IDEMSInternational / idems_translation

GNU General Public License v3.0
0 stars 3 forks source link

Script to find-and-replace in Google Drive folder #25

Closed esmeetewinkel closed 2 years ago

esmeetewinkel commented 2 years ago

What? A script/workflow that takes a .po file (or converted .json equivalent), looks for every source string in all files in a Google Drive folder, and replaces every match with the translated string.

Why? There is a need to proofread the English strings in ParentApp. These all come from spreadsheets in this drive folder, however, proofreading directly in the spreadsheets is not feasible for the editors.

How? I've set up a language pair English --> English, United Kingdom in Crowdin. The output will be a .po file with source strings the original strings and "translated" strings the proofread strings. These should then be fed back into the Google Drive folder, which seems to be possible, see e.g. https://www.labnol.org/code/19926-universal-find-replace-in-google-drive.

istride commented 2 years ago

I'm assuming that it's not feasible to proofread directly in the spreadsheets because the relevant message strings are spread throughout the files in the drive folder and it would be very inconvenient and time-consuming to search for them.

Is Crowdin a necessary part of the whole solution? Alternatively, for example, a script could be written to extract all the message strings (and where they came from) and collect them in a single spreadsheet for review. Such a script could be extended to do the reverse operation of putting proofread strings back where they belong (with the benefit of knowing where they came from).

In any case, rather than using Google's API to manipulate those spreadsheets in Drive, it may be possible to download all the spreadsheets to a local file system, manipulate them as XLSX files (which they appear to be), then upload back to Drive. The advantages would be:

The disadvantages:

esmeetewinkel commented 2 years ago

Your assumption is correct. There are hundreds of spreadsheets, so it would be time consuming for the proofreader to go through them. Also, the spreadsheets take care of the app functionality so if the proofreading is done in these spreadsheets directly the proofreader could potentially mess up the app functionality (e.g. if they change variables).

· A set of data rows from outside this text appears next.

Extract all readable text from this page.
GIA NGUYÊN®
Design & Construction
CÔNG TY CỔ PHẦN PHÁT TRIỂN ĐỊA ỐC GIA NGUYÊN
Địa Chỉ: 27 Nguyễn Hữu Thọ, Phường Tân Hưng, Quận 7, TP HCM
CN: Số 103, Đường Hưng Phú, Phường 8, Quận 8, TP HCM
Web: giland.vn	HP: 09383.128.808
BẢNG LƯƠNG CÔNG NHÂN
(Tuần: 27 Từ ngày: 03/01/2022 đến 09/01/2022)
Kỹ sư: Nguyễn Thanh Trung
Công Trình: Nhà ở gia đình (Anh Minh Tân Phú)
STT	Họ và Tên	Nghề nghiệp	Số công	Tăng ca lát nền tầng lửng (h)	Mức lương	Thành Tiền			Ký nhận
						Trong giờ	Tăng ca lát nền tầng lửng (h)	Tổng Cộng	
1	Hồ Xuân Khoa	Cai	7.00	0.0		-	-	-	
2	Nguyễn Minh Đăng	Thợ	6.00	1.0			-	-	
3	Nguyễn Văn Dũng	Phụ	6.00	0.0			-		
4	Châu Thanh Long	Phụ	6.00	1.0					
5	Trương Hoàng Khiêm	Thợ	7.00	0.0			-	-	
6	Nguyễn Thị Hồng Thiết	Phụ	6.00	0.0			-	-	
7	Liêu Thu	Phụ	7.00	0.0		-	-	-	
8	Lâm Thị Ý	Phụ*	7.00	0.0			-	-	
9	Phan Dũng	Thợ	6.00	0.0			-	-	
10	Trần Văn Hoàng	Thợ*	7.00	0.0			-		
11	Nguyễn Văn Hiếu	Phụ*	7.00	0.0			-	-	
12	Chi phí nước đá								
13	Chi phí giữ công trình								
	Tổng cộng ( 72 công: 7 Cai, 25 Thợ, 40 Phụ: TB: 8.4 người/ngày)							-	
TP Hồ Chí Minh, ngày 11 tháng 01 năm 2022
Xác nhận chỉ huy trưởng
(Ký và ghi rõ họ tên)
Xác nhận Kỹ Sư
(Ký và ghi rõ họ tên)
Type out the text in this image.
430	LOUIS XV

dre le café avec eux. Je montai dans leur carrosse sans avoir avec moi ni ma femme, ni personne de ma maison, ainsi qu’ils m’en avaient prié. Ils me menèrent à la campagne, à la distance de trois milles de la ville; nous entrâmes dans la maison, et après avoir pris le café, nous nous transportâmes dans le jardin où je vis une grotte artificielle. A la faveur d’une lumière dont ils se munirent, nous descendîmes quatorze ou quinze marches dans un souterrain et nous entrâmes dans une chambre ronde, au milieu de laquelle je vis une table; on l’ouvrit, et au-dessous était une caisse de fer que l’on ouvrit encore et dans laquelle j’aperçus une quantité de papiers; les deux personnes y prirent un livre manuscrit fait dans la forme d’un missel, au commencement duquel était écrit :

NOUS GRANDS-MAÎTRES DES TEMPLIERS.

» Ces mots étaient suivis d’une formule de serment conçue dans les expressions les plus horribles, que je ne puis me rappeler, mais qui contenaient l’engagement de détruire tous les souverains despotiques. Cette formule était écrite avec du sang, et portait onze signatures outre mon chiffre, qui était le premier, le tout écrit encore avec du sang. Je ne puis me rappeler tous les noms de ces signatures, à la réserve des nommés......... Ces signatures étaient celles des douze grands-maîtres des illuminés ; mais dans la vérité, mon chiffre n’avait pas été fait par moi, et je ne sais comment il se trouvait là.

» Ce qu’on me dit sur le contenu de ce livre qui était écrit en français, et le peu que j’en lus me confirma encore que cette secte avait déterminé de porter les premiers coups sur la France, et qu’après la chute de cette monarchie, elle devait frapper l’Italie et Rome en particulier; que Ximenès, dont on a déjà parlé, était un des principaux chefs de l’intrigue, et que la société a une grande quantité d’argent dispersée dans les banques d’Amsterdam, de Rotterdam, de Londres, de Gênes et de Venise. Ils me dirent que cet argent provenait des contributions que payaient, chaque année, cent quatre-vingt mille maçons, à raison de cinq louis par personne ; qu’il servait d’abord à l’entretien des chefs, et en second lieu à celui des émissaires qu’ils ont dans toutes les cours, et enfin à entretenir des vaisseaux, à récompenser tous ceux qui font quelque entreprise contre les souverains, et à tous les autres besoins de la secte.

Crowdin is not necessarily part of the solution. I just thought it would be convenient to use the existing script that takes the spreadsheets as an input and spits out the translatable strings, but I'm happy with any solution. Proofreading the strings in a single spreadsheet sounds good (I'm imagining two columns: original string and corrected string, possibly leaving cell in the corrected string column blank if there's no changes to the original).

I would like to avoid losing the edit history of the spreadsheets, if possible. (I use this quite regularly to look at previous versions. Although we do technically store older versions of the .json files extracted from the spreadsheets on GitHub, we have no pathway to get these back into sheets so it's not good for reverting.) I don't really care about the processing time, I'm not expecting to need to do this often.

esmeetewinkel commented 2 years ago

A down side of using sheets is that it doesn't provide a nice way to check spelling / grammar (or at least not that I'm aware)

istride commented 2 years ago

the existing script that takes the spreadsheets as an input and spits out the translatable strings

Where is this script?

esmeetewinkel commented 2 years ago

Where is this script?

https://github.com/IDEMSInternational/idems_translation/blob/master/app/scripts/extract_texts_script.py

To correct myself it doesn't take spreadsheets as an input directly, but rather json files generated from the spreadsheets.

istride commented 2 years ago

oh... I thought there might have been a secret script in Crowdin.

How are the spreadsheets converted to JSON?

I'm just trying to see if there is a way to simplify this process, but, in the short term, I can concentrate on modifying the original spreadsheets from the PO files from Crowdin. Could you provide a sample PO file from Crowdin?

esmeetewinkel commented 2 years ago

Just discussed this with David briefly, who decided that the better way to go about this is to prioritise our development work on in-app content review mechanisms. Thanks though @istride for helping to think this through. Closing the issue.